The black box of R&D costs

Why does a drug like Keytruda cost so much? The pharmaceutical industry repeatedly argues that its treatments require heavy investments in research and development (R&D) and that companies must absorb significant risks of failure. These two factors, it claims, justify the high prices charged for medicines once they reach the market.

Testifying before the US Senate health committee in February 2024, MSD’s chairman and chief executive said his company had invested $30 billion in its Keytruda research programme since 2011. This figure cannot be verified, as companies are under no obligation to publish or account for R&D costs on a product-by-product basis. It also raises questions, given that MSD played no role in the discovery or pharmacological conception of the drug, which stemmed largely from publicly funded research. The company acquired the treatment through a corporate acquisition in 2009 and even considered abandoning it before changing course in the face of the success of a rival product with a similar mechanism of action.

To shed light on this issue, we set out to estimate the out-of-pocket R&D investments made by MSD to date for Keytruda (see Box methodology below).

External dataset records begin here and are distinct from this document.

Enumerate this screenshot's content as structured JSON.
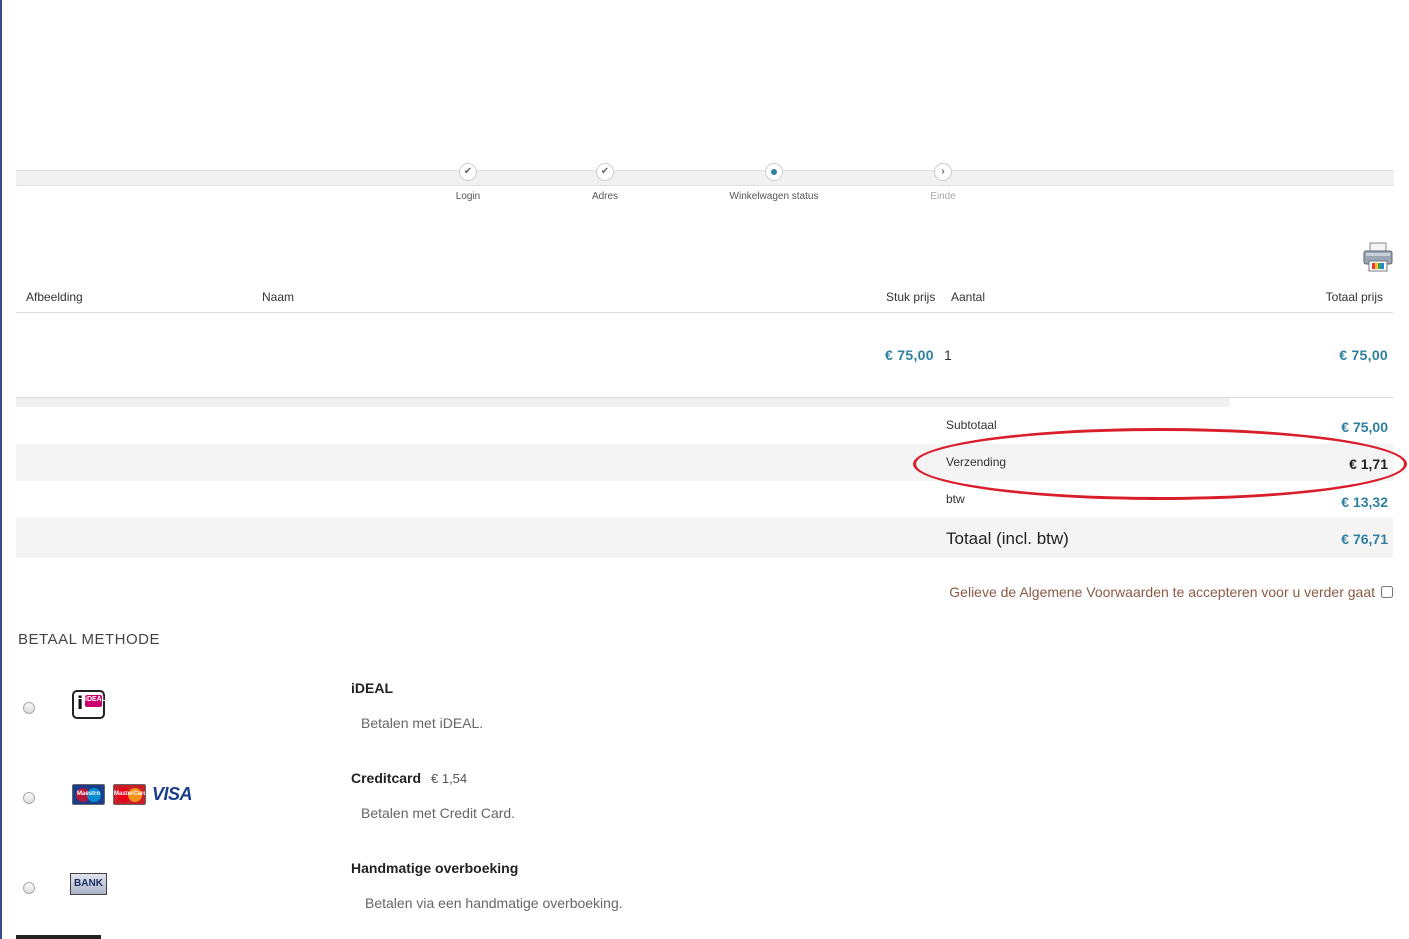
{
  "steps": [
    {
      "label": "Login",
      "state": "done"
    },
    {
      "label": "Adres",
      "state": "done"
    },
    {
      "label": "Winkelwagen status",
      "state": "current"
    },
    {
      "label": "Einde",
      "state": "upcoming"
    }
  ],
  "table": {
    "headers": {
      "image": "Afbeelding",
      "name": "Naam",
      "unit_price": "Stuk prijs",
      "quantity": "Aantal",
      "total_price": "Totaal prijs"
    },
    "rows": [
      {
        "unit_price": "€ 75,00",
        "quantity": "1",
        "total_price": "€ 75,00"
      }
    ]
  },
  "summary": {
    "subtotal_label": "Subtotaal",
    "subtotal_value": "€ 75,00",
    "shipping_label": "Verzending",
    "shipping_value": "€ 1,71",
    "vat_label": "btw",
    "vat_value": "€ 13,32",
    "total_label": "Totaal (incl. btw)",
    "total_value": "€ 76,71"
  },
  "terms_text": "Gelieve de Algemene Voorwaarden te accepteren voor u verder gaat",
  "payment": {
    "section_title": "BETAAL METHODE",
    "methods": [
      {
        "title": "iDEAL",
        "fee": "",
        "description": "Betalen met iDEAL.",
        "logo_text": "iDEAL"
      },
      {
        "title": "Creditcard",
        "fee": "€ 1,54",
        "description": "Betalen met Credit Card.",
        "logo_text": [
          "Maestro",
          "MasterCard",
          "VISA"
        ]
      },
      {
        "title": "Handmatige overboeking",
        "fee": "",
        "description": "Betalen via een handmatige overboeking.",
        "logo_text": "BANK"
      }
    ]
  },
  "colors": {
    "accent_price": "#2f7f9f",
    "highlight": "#d81e2a",
    "terms_text": "#8a5a44"
  },
  "icons": [
    "check-icon",
    "dot-icon",
    "chevron-right-icon",
    "printer-icon",
    "ideal-logo",
    "maestro-logo",
    "mastercard-logo",
    "visa-logo",
    "bank-logo"
  ]
}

Our estimate of Keytruda’s research and development costs stands at $1.925 billion (CHF 1.52 billion) – equivalent to just 1.2% of the drug’s global sales to date. This is far below the figure cited by MSD’s chief executive. Even when potential failures are taken into account, the total cost of Keytruda’s research and development ($4.79 billion, around CHF 3.8 billion) represents barely 3% of the medicine’s turnover.

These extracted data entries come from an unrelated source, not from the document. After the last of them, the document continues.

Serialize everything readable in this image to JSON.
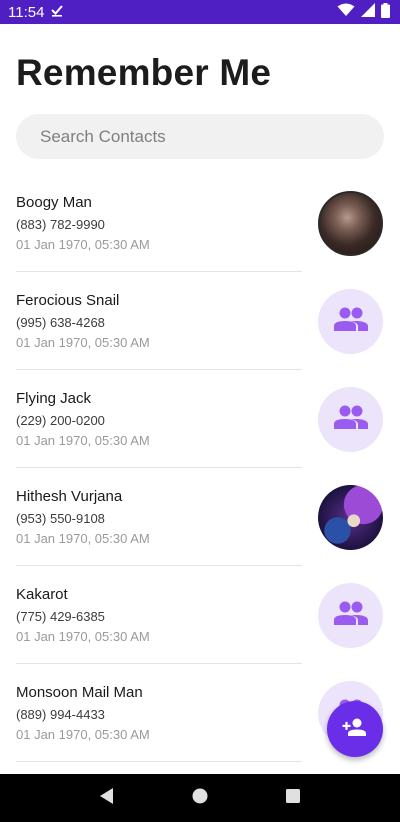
{
  "status_bar": {
    "time": "11:54",
    "icons": [
      "download-done-icon",
      "wifi-icon",
      "signal-icon",
      "battery-icon"
    ],
    "background": "#4f1fc4"
  },
  "header": {
    "title": "Remember Me"
  },
  "search": {
    "placeholder": "Search Contacts",
    "value": ""
  },
  "contacts": [
    {
      "name": "Boogy Man",
      "phone": "(883) 782-9990",
      "date": "01 Jan 1970, 05:30 AM",
      "avatar": "photo"
    },
    {
      "name": "Ferocious Snail",
      "phone": "(995) 638-4268",
      "date": "01 Jan 1970, 05:30 AM",
      "avatar": "group-icon"
    },
    {
      "name": "Flying Jack",
      "phone": "(229) 200-0200",
      "date": "01 Jan 1970, 05:30 AM",
      "avatar": "group-icon"
    },
    {
      "name": "Hithesh Vurjana",
      "phone": "(953) 550-9108",
      "date": "01 Jan 1970, 05:30 AM",
      "avatar": "photo"
    },
    {
      "name": "Kakarot",
      "phone": "(775) 429-6385",
      "date": "01 Jan 1970, 05:30 AM",
      "avatar": "group-icon"
    },
    {
      "name": "Monsoon Mail Man",
      "phone": "(889) 994-4433",
      "date": "01 Jan 1970, 05:30 AM",
      "avatar": "group-icon"
    }
  ],
  "fab": {
    "icon": "add-person-icon"
  },
  "colors": {
    "accent": "#6a2ee8",
    "avatar_placeholder": "#ece4fb",
    "avatar_icon": "#9a5cf0"
  },
  "nav_bar": {
    "icons": [
      "back-icon",
      "home-icon",
      "recents-icon"
    ]
  }
}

Based on the methodology we developed, we then estimated the profit margin generated by MSD on Keytruda sold in Switzerland. This accounts for more than 88 per cent of the official price (see chart below).

This margin shows that pharmaceutical companies are not using high prices to offset substantial R&D costs and hedge risk, but to generate exorbitant profits. Far from being systematically reinvested, these profits call into question the current pricing system, which is supposed to ensure the sustainability of innovation.

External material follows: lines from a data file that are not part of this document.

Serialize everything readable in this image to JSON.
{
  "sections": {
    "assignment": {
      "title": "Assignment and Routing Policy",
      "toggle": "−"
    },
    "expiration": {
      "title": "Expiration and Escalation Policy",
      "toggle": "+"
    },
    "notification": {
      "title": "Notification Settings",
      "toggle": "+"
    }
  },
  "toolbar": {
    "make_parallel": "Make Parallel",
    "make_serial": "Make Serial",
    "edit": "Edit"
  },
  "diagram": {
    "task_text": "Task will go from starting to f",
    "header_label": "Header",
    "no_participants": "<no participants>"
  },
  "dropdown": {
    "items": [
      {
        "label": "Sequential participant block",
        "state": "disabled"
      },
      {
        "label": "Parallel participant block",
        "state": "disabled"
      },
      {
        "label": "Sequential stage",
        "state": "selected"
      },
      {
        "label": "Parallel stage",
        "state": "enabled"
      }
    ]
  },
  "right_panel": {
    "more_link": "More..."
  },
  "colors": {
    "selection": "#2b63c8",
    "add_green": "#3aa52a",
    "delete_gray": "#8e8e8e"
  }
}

More transparency – fewer patents

The findings of our investigation into Keytruda once again highlight the need to act against the excessive pricing of patented medicines. In Switzerland, such drugs are a major driver of rising healthcare costs. The argument put forward by Big Pharma and the White House – that prices are too low in Switzerland and Europe – is clearly contradicted by the substantial margins generated by firms such as MSD.

Patents give drugmakers a monopoly position and prolonged commercial exclusivity. Shielded from competition, they are able to impose their prices worldwide, to the detriment of patients and public health budgets. This must change if we are to safeguard the financial sustainability of a solidarity‑based healthcare system that is now seriously in danger.

It is urgent that authorities in countries hosting major pharma corporations, such as Switzerland, take a stand against the abusive proliferation of secondary patents on medicines. As a member of the European Patent Convention, Switzerland could require more rigorous scrutiny of patent applications in order to limit their number.

Pricing mechanisms must also be reformed, by demanding disclosure of the investments actually made by pharmaceutical companies and the share of public funding involved, rather than relying on ineffective international price comparisons.

In Switzerland, healthcare costs are a growing problem, and an increasing number of people are suffering from soaring insurance premiums. The federal authorities are protecting a system that helps multinationals maximise their profits while preventing the realisation of the right to health for all. This policy also has repercussions beyond Switzerland’s borders, as Swiss drug prices are used as a reference by more than 30 countries, including economically weaker states. By driving prices up, Switzerland is not only impacting its own population, but also millions of patients abroad.